The yield on the nation’s $1 billion bonds maturing in 2026 declined for the sixth consecutive day as President Nana Akufo-Addo reiterated the government’s commitment to get the economy back on track.
The rate on the 2026 debt eased 67 basis points to 14.19%, a five-week low, by 1 p.m. in the capital, Accra.
“The road to recovery will be long and hard but we have started on a good footing by accepting we are in a difficult place and are taking the difficult decisions that will get us out,” Akufo-Addo said in a televised state-of-the-nation address Wednesday.
The address came a day after lawmakers approved a tax on electronic payments, a key piece of legislation needed by the government to grow revenue and narrow the fiscal deficit this year.

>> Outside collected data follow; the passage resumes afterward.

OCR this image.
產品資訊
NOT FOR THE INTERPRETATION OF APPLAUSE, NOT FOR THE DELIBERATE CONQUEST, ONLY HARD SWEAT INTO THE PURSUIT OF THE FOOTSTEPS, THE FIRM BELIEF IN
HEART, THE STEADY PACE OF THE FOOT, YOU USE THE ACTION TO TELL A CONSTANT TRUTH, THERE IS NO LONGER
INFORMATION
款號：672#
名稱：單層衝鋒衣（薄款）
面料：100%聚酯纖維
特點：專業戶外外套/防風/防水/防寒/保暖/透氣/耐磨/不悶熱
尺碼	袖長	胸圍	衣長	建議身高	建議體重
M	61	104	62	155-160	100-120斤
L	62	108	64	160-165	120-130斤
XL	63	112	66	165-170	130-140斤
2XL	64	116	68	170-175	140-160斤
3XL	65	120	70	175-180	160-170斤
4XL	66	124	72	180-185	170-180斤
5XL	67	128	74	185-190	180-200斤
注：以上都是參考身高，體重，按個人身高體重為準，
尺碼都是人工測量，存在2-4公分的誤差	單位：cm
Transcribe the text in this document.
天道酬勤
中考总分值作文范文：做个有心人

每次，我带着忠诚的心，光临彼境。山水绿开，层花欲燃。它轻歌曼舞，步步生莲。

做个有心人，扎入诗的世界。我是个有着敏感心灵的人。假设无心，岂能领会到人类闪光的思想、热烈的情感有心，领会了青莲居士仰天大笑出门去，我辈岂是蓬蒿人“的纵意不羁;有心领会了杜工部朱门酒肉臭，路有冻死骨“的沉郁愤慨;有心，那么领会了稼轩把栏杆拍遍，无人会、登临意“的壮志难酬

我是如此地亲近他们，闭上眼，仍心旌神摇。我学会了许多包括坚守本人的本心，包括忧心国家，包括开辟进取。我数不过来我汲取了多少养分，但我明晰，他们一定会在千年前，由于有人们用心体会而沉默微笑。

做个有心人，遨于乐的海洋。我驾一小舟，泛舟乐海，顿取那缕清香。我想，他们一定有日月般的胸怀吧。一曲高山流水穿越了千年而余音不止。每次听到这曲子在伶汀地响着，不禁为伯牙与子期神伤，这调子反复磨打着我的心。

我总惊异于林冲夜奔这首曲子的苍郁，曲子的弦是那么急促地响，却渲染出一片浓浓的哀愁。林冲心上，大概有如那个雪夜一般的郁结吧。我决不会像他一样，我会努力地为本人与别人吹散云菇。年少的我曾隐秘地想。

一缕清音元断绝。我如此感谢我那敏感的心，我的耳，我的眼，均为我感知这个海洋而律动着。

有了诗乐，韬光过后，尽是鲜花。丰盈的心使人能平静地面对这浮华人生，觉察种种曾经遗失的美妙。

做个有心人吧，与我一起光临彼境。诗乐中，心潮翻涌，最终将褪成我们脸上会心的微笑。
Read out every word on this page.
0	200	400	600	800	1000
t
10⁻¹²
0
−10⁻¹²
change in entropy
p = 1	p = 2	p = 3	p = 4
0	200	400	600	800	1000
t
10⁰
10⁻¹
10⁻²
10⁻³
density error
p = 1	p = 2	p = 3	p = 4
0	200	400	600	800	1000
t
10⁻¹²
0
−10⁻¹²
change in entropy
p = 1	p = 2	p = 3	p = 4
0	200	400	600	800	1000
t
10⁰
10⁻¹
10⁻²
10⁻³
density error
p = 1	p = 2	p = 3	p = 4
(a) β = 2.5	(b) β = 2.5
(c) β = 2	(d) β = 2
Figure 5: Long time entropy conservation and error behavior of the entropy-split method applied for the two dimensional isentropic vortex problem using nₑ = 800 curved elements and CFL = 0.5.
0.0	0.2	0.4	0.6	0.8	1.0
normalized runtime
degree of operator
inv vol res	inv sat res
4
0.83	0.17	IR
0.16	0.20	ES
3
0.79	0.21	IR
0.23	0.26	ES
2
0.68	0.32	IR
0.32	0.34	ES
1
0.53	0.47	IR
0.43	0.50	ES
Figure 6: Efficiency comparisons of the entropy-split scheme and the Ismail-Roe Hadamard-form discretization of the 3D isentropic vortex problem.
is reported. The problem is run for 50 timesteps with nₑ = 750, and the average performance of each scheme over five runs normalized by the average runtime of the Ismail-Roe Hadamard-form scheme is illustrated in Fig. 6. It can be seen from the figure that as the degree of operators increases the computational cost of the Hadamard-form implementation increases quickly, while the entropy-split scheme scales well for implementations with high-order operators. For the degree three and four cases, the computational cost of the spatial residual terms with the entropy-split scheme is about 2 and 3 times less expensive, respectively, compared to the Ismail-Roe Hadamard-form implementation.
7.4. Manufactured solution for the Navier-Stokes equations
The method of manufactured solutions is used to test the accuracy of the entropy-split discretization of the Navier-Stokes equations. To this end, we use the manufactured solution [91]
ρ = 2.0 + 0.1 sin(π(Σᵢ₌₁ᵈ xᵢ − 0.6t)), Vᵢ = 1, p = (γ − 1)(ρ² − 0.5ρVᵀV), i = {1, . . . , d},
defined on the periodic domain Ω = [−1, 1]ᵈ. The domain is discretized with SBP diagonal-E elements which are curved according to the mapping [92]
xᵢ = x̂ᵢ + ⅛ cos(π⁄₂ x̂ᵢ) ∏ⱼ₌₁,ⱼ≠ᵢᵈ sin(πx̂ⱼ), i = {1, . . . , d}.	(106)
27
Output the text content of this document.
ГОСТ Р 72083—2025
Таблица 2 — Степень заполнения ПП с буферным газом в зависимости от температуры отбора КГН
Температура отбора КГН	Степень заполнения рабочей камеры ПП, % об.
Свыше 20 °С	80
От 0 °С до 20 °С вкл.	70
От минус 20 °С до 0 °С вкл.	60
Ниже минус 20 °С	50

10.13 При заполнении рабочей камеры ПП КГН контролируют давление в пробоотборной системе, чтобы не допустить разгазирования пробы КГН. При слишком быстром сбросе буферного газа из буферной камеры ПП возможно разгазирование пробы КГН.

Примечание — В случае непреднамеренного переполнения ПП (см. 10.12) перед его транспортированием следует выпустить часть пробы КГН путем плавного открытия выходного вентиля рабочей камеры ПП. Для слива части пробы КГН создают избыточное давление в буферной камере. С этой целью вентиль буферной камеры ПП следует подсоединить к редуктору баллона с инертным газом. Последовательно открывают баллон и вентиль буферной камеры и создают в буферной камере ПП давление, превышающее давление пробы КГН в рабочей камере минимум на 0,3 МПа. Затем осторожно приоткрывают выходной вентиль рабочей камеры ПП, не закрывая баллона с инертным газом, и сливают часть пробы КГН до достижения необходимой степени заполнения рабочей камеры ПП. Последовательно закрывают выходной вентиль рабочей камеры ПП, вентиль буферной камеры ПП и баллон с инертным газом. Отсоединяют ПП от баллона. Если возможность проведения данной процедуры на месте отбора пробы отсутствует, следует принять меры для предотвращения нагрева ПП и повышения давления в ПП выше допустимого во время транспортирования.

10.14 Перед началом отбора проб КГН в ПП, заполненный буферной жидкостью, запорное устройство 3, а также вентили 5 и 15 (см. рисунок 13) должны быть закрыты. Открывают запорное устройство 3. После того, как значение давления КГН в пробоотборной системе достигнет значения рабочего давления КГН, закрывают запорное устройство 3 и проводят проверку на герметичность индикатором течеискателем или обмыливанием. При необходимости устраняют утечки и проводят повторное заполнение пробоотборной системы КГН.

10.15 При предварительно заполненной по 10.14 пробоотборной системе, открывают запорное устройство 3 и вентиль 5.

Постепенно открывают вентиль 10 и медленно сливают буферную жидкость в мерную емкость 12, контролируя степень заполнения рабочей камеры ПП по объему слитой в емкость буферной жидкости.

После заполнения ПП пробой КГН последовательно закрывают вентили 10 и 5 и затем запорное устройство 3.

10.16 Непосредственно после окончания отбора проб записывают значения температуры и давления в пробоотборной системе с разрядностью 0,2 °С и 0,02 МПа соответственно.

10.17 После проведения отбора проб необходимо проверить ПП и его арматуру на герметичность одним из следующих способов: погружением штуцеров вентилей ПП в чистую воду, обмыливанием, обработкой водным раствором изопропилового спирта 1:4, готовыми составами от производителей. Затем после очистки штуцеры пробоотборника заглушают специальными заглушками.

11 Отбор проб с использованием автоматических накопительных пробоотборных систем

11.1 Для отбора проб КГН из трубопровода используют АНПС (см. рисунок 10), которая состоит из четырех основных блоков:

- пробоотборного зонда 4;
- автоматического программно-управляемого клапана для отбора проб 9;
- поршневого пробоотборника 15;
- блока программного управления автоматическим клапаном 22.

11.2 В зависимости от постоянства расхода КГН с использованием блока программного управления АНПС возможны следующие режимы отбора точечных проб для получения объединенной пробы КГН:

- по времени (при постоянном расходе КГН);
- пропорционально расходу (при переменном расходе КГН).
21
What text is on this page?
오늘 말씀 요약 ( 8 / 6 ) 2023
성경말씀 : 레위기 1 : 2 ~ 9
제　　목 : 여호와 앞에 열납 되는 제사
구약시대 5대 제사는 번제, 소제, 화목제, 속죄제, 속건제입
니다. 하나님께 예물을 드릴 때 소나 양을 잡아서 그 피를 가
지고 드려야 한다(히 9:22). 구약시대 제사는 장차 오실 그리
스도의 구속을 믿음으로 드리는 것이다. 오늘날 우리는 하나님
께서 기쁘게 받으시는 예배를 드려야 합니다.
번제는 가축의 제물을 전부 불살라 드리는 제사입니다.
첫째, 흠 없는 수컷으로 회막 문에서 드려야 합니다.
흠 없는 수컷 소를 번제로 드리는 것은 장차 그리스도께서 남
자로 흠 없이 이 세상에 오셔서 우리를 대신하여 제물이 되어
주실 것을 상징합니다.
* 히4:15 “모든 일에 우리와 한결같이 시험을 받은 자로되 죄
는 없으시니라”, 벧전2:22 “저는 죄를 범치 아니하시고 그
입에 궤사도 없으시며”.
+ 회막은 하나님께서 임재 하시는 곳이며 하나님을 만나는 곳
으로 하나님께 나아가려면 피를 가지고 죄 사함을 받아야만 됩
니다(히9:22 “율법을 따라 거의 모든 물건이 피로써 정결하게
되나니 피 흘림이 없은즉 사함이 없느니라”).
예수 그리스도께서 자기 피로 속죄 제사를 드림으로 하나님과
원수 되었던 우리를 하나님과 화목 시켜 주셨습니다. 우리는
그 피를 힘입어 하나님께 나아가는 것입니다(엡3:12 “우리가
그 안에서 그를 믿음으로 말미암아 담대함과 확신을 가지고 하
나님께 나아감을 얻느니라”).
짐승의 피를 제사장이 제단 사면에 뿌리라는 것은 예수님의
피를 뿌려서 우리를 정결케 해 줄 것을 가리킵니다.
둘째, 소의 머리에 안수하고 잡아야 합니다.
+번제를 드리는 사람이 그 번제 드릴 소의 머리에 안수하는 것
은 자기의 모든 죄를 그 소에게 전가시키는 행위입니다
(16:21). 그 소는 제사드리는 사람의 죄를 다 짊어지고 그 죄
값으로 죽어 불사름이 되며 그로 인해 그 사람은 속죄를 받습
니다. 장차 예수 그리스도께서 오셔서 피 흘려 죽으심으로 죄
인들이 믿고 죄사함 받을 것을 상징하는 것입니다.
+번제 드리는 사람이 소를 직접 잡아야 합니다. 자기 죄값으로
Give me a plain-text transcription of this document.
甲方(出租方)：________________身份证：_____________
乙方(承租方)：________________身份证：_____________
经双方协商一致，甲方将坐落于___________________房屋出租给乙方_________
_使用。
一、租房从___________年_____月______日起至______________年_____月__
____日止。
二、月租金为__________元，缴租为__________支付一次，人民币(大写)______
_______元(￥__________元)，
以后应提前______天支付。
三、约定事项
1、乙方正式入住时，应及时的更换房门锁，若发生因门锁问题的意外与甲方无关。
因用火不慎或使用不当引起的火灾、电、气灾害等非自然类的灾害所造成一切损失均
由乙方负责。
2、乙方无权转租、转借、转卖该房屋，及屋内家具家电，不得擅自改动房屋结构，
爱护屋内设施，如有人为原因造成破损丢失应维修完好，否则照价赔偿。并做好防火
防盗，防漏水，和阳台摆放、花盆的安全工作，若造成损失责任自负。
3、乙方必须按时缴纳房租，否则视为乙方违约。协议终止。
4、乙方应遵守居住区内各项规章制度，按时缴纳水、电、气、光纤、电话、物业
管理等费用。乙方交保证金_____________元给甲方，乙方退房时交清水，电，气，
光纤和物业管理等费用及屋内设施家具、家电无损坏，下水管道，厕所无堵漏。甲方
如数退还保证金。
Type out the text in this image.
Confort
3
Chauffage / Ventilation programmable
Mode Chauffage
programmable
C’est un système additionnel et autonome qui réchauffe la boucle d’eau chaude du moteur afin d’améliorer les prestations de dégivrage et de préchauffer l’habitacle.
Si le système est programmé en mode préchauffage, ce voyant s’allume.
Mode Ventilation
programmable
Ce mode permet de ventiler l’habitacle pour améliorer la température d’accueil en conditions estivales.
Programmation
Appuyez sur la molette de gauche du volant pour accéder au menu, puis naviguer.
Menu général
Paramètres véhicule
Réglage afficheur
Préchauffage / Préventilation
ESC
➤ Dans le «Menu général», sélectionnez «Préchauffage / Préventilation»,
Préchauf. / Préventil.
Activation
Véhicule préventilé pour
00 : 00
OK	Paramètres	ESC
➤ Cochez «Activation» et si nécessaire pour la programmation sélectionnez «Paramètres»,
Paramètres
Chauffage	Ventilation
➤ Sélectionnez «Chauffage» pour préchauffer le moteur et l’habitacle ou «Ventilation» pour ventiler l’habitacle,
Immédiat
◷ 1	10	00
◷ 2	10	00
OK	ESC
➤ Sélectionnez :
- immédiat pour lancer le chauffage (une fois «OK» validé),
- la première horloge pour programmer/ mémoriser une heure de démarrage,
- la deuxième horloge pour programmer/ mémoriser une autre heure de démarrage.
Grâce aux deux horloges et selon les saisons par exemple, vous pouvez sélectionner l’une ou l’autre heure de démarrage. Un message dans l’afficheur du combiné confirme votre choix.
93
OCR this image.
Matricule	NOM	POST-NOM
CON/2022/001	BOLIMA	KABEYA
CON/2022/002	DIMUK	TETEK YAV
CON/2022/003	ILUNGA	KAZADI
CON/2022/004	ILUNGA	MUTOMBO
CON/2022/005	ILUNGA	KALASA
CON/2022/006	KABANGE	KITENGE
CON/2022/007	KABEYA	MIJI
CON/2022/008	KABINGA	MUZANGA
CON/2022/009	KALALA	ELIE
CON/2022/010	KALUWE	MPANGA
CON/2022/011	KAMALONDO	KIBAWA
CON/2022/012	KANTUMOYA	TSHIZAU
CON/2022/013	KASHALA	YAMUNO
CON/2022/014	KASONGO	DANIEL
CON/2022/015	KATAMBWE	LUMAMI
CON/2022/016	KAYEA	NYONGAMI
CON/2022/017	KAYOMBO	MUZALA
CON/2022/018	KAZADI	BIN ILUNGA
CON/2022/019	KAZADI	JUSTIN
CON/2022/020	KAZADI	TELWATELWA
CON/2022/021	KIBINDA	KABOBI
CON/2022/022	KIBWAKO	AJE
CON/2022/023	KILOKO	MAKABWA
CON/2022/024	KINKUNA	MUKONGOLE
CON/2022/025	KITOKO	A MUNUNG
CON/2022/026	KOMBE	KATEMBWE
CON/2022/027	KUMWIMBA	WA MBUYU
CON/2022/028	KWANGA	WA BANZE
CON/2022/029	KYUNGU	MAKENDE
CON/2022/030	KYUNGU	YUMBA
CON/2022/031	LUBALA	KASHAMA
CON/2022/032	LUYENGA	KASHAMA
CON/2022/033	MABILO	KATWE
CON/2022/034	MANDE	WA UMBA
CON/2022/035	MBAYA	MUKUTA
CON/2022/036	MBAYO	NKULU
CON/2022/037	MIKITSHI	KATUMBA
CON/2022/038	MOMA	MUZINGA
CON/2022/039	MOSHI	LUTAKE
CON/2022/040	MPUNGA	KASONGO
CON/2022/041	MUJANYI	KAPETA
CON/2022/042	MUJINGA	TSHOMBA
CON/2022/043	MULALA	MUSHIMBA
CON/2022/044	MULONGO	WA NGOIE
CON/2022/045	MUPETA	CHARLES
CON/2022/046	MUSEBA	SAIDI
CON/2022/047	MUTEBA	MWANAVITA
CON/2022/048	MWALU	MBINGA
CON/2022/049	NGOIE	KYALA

The passage of the e-levy builds on other steps the West African country has taken in response to a selloff of its foreign-currency debt triggered by investor concern about the credibility of its fiscal targets.
These include a decision to cut government spending by 30% to meet a budget-deficit goal of 7.4% of gross domestic product this year from an estimated 12.1% in 2021.
“As opposed to the planned cut in spending, the e-levy is a concrete step that is now set in stone and should help stabilize bond yields and the exchange rate,” Simon Quijano-Evans, a London-based economist at Gemcorp Capital, said in an email response to questions.
The bill passed despite a walkout by minority lawmakers, which occupy about half the seats in parliament, putting the government’s legislative agenda at risk. Ghana, which plans to manufacture vaccines against the coronavirus in January 2024, was still reeling from the economic fallout of the pandemic when the Russian invasion of Ukraine “aggravated” the situation, Akufo-Addo said.
“There are many problems that we have to overcome to get back to where we ought to be,” he said in parliament. “I need your support.”